You’ll get embarrassed. Maybe because what you wrote is so raw and from the heart that it’s almost too much to put in the book. In those cases, especially, I think it means you need to. But you’ll also get embarrassed when you notice something that doesn’t live up to your own standards. A word. A sentence. A scene. A chapter.

Reading aloud takes time. There’s no way to get around it. It takes a lot of time. But is that time worth it in the long run? Absolutely.

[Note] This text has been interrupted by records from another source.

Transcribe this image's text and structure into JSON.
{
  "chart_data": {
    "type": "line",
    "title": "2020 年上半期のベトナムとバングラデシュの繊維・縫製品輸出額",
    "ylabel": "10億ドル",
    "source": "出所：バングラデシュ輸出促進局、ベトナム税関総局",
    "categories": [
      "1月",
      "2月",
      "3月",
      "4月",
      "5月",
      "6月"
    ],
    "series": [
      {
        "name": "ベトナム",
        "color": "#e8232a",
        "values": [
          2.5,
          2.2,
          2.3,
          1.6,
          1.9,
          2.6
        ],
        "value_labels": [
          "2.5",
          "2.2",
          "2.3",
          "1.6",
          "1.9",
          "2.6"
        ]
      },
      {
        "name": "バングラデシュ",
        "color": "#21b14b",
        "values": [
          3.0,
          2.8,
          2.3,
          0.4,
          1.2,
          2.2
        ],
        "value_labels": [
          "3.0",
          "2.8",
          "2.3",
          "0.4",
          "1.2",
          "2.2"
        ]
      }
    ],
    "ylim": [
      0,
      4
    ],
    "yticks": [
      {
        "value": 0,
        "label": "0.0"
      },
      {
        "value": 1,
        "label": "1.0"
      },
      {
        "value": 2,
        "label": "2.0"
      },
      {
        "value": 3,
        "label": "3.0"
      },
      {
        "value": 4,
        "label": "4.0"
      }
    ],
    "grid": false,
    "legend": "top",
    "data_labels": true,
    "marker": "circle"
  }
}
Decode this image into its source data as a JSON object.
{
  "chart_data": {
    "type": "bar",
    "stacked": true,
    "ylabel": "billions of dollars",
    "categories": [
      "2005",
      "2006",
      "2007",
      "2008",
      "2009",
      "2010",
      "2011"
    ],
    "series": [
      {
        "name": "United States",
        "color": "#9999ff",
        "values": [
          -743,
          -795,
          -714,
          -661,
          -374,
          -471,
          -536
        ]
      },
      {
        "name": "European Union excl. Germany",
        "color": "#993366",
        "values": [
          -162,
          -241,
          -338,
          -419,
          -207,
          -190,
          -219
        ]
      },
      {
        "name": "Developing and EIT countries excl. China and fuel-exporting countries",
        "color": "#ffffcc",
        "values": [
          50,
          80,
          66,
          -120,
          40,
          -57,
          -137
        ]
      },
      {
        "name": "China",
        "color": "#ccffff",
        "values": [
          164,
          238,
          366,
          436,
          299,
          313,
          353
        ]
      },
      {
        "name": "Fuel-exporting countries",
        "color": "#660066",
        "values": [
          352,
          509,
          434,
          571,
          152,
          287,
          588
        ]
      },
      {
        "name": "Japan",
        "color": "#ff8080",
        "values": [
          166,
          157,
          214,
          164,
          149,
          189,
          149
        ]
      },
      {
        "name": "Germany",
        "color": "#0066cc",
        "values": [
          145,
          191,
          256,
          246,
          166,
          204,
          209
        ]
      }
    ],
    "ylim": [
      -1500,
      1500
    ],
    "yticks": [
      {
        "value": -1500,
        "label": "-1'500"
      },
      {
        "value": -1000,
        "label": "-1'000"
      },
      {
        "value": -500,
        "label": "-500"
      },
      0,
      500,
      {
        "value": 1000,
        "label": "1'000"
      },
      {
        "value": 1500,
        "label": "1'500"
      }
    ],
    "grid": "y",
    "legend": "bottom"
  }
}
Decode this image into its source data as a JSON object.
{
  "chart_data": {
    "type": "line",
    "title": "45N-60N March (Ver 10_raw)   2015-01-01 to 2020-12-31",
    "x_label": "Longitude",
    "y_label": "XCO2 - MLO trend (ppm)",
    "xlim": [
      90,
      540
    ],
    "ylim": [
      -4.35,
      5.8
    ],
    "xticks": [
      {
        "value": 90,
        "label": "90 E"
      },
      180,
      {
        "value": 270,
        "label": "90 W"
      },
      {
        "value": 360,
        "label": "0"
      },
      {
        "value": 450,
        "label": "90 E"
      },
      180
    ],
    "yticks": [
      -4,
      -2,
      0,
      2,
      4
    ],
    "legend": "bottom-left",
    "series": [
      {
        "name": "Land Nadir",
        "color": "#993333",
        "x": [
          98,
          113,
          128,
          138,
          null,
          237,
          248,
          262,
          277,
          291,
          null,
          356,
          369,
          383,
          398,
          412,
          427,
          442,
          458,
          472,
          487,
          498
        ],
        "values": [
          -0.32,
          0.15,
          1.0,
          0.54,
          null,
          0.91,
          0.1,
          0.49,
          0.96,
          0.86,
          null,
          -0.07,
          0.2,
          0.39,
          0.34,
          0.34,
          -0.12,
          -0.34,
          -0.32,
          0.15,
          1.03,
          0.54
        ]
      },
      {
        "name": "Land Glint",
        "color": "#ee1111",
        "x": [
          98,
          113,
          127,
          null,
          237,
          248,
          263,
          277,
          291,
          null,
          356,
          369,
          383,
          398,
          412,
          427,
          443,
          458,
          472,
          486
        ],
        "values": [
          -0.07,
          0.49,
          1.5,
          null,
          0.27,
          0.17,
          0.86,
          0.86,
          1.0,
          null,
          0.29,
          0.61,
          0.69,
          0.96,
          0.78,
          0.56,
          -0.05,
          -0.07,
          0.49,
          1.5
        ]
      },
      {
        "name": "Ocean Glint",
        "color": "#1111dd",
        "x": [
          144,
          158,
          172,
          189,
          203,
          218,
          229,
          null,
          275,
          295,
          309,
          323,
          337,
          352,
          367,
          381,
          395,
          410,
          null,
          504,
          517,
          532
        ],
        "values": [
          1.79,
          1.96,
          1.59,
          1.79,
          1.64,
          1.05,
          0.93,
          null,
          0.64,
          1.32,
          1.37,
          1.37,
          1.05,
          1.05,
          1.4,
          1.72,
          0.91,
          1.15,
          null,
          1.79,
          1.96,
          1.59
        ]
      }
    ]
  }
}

This week I’ve been reading aloud my WIP. Fifty-ish pages a day. It’ll take the entire week. It’s maybe the third or fourth time I’ve done it for this particular project — this is the 13th draft and it’s not done yet. But I know I’ve made progress because even though I’m about as familiar as you can get with the book, certain scenes are still choking me up. Eliciting tears even though I’m the story’s architect.

Now I’m not saying you have to read it aloud to anyone. (Though cats and dogs are excellent listeners.) I have an author friend who did exactly that, though. She read aloud an entire draft to her friends.

But if you’ve never done it before, give it a try. See what you learn from it. You’re likely to find your own takeaways, beyond what I’ve noticed. And if you’re a teacher, encourage your students to read their work aloud. Doesn’t need to be to their classmates. I’d be curious to hear their takeaways.